Ler despesas não pagas Eles formam mais um grande clássico da vida consorciada. Embora a via judicial exista e seja eficaz, também é lenta e dispendiosa. Por esse motivo, os administradores costumam esgotar primeiro todas as opções de negociação. A lei permite planos de pagamento, acordos de refinanciamento e aplicação de juros punitivos. Em muitos edifícios, a comunicação simples e transparente da situação financeira do consórcio e do impacto que as violações têm nos serviços comuns ajuda os devedores a regularizar a sua situação. Quando isso não basta, a mediação pré-julgamento obrigatória, uma etapa anterior a qualquer julgamento civil, geralmente funciona como foro Combine um cronograma de pagamento sem julgamento.
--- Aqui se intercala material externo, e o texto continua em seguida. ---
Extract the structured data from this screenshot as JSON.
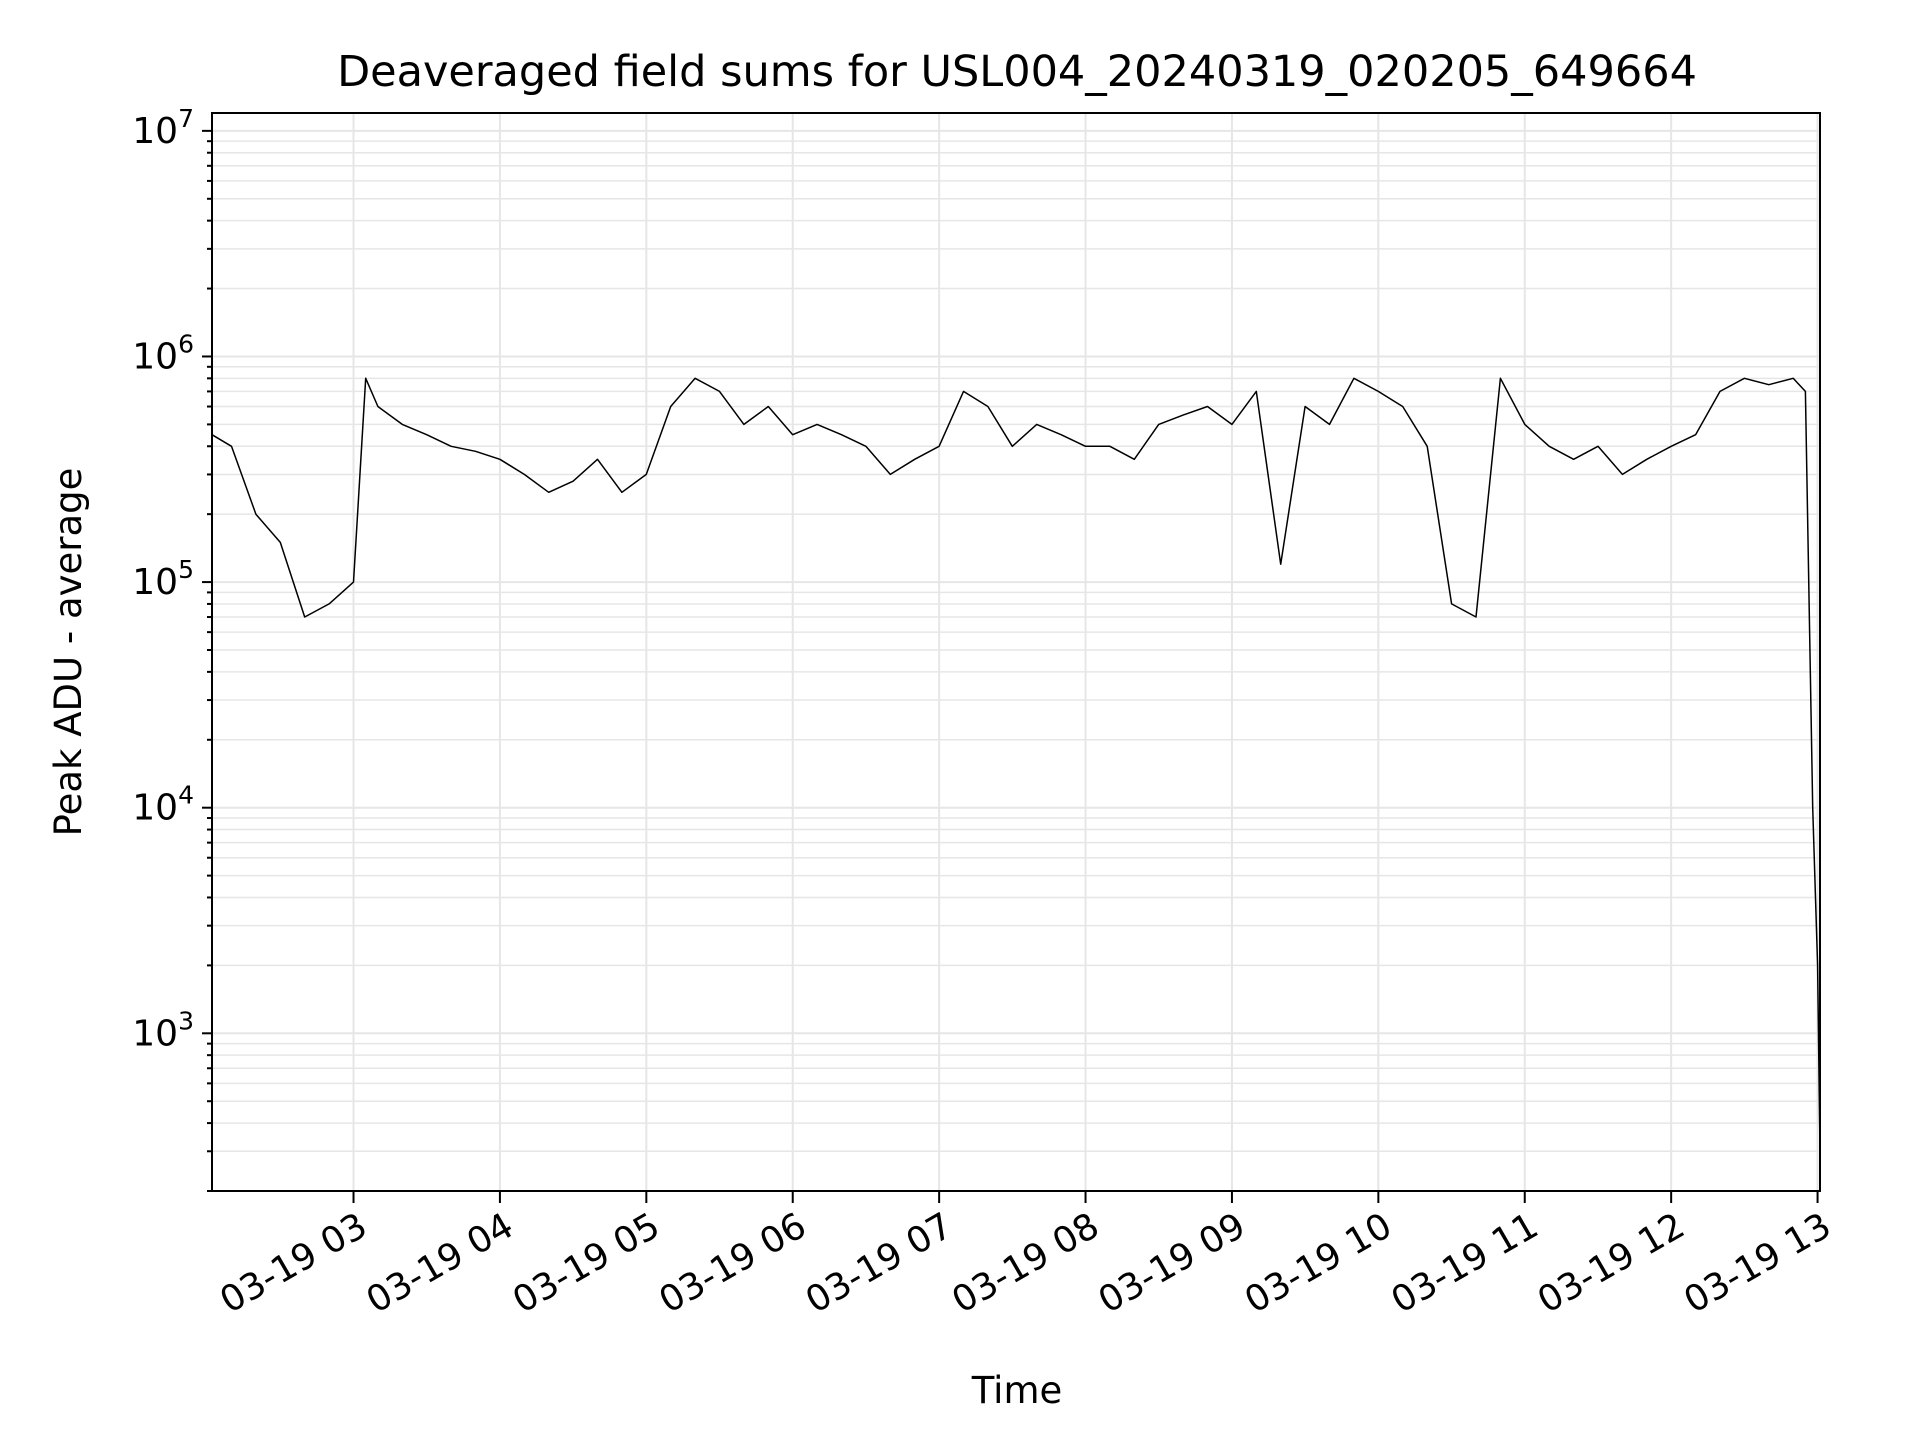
{
  "chart_data": {
    "type": "line",
    "title": "Deaveraged field sums for USL004_20240319_020205_649664",
    "xlabel": "Time",
    "ylabel": "Peak ADU - average",
    "yscale": "log",
    "ylim": [
      200,
      12000000
    ],
    "xlim": [
      "2024-03-19 02:02",
      "2024-03-19 13:01"
    ],
    "grid": true,
    "x_ticks": [
      "03-19 03",
      "03-19 04",
      "03-19 05",
      "03-19 06",
      "03-19 07",
      "03-19 08",
      "03-19 09",
      "03-19 10",
      "03-19 11",
      "03-19 12",
      "03-19 13"
    ],
    "y_ticks": [
      {
        "base": "10",
        "exp": "3",
        "value": 1000
      },
      {
        "base": "10",
        "exp": "4",
        "value": 10000
      },
      {
        "base": "10",
        "exp": "5",
        "value": 100000
      },
      {
        "base": "10",
        "exp": "6",
        "value": 1000000
      },
      {
        "base": "10",
        "exp": "7",
        "value": 10000000
      }
    ],
    "line_color": "#000000",
    "series": [
      {
        "x": [
          "2024-03-19 02:02",
          "2024-03-19 02:10",
          "2024-03-19 02:20",
          "2024-03-19 02:30",
          "2024-03-19 02:40",
          "2024-03-19 02:50",
          "2024-03-19 03:00",
          "2024-03-19 03:05",
          "2024-03-19 03:10",
          "2024-03-19 03:20",
          "2024-03-19 03:30",
          "2024-03-19 03:40",
          "2024-03-19 03:50",
          "2024-03-19 04:00",
          "2024-03-19 04:10",
          "2024-03-19 04:20",
          "2024-03-19 04:30",
          "2024-03-19 04:40",
          "2024-03-19 04:50",
          "2024-03-19 05:00",
          "2024-03-19 05:10",
          "2024-03-19 05:20",
          "2024-03-19 05:30",
          "2024-03-19 05:40",
          "2024-03-19 05:50",
          "2024-03-19 06:00",
          "2024-03-19 06:10",
          "2024-03-19 06:20",
          "2024-03-19 06:30",
          "2024-03-19 06:40",
          "2024-03-19 06:50",
          "2024-03-19 07:00",
          "2024-03-19 07:10",
          "2024-03-19 07:20",
          "2024-03-19 07:30",
          "2024-03-19 07:40",
          "2024-03-19 07:50",
          "2024-03-19 08:00",
          "2024-03-19 08:10",
          "2024-03-19 08:20",
          "2024-03-19 08:30",
          "2024-03-19 08:40",
          "2024-03-19 08:50",
          "2024-03-19 09:00",
          "2024-03-19 09:10",
          "2024-03-19 09:20",
          "2024-03-19 09:30",
          "2024-03-19 09:40",
          "2024-03-19 09:50",
          "2024-03-19 10:00",
          "2024-03-19 10:10",
          "2024-03-19 10:20",
          "2024-03-19 10:30",
          "2024-03-19 10:40",
          "2024-03-19 10:50",
          "2024-03-19 11:00",
          "2024-03-19 11:10",
          "2024-03-19 11:20",
          "2024-03-19 11:30",
          "2024-03-19 11:40",
          "2024-03-19 11:50",
          "2024-03-19 12:00",
          "2024-03-19 12:10",
          "2024-03-19 12:20",
          "2024-03-19 12:30",
          "2024-03-19 12:40",
          "2024-03-19 12:50",
          "2024-03-19 12:55",
          "2024-03-19 12:58",
          "2024-03-19 13:00",
          "2024-03-19 13:01"
        ],
        "y": [
          450000,
          400000,
          200000,
          150000,
          70000,
          80000,
          100000,
          800000,
          600000,
          500000,
          450000,
          400000,
          380000,
          350000,
          300000,
          250000,
          280000,
          350000,
          250000,
          300000,
          600000,
          800000,
          700000,
          500000,
          600000,
          450000,
          500000,
          450000,
          400000,
          300000,
          350000,
          400000,
          700000,
          600000,
          400000,
          500000,
          450000,
          400000,
          400000,
          350000,
          500000,
          550000,
          600000,
          500000,
          700000,
          120000,
          600000,
          500000,
          800000,
          700000,
          600000,
          400000,
          80000,
          70000,
          800000,
          500000,
          400000,
          350000,
          400000,
          300000,
          350000,
          400000,
          450000,
          700000,
          800000,
          750000,
          800000,
          700000,
          10000,
          2000,
          300
        ]
      }
    ]
  }
}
O quarto conflito típico é vazamento entre unidades. Telhados com fugas, paredes húmidas ou fugas na canalização interior levam a disputas sobre quem deve ser responsável pelas reparações. O direito da propriedade horizontal distingue entre danos decorrentes de partes comuns e danos decorrentes de uma unidade funcional. Determinar a origem é importantee é por isso que muitos consórcios recorrem a especialistas ou encanadores licenciados para obter um diagnóstico objetivo. Com este relatório, o administrador insta as partes a chegarem a acordo sobre uma forma de reparação e pagamento. Na maioria dos casos, o conflito é resolvido através de intervenção técnica adequada e acordo entre os vizinhos, evitando assim um processo judicial que pode durar meses.

Humidade e fugas entre apartamentos é outro conflito recorrente entre vizinhos

A experiência mostra que embora os edifícios concentrem interesses e personalidades diferentes, a maioria dos conflitos pode ser resolvida através de ferramentas de diálogo, mediação e gestão administrativa. A lei da propriedade horizontal oferece um quadro claro, mas a sua aplicação quotidiana depende da vontade das partes e da capacidade do administrador para agir como elemento de ligação. Evite a tentação Não só poupa tempo e dinheiro, como também mantém a convivência, um valor importante quando o quotidiano é partilhado entre paredes.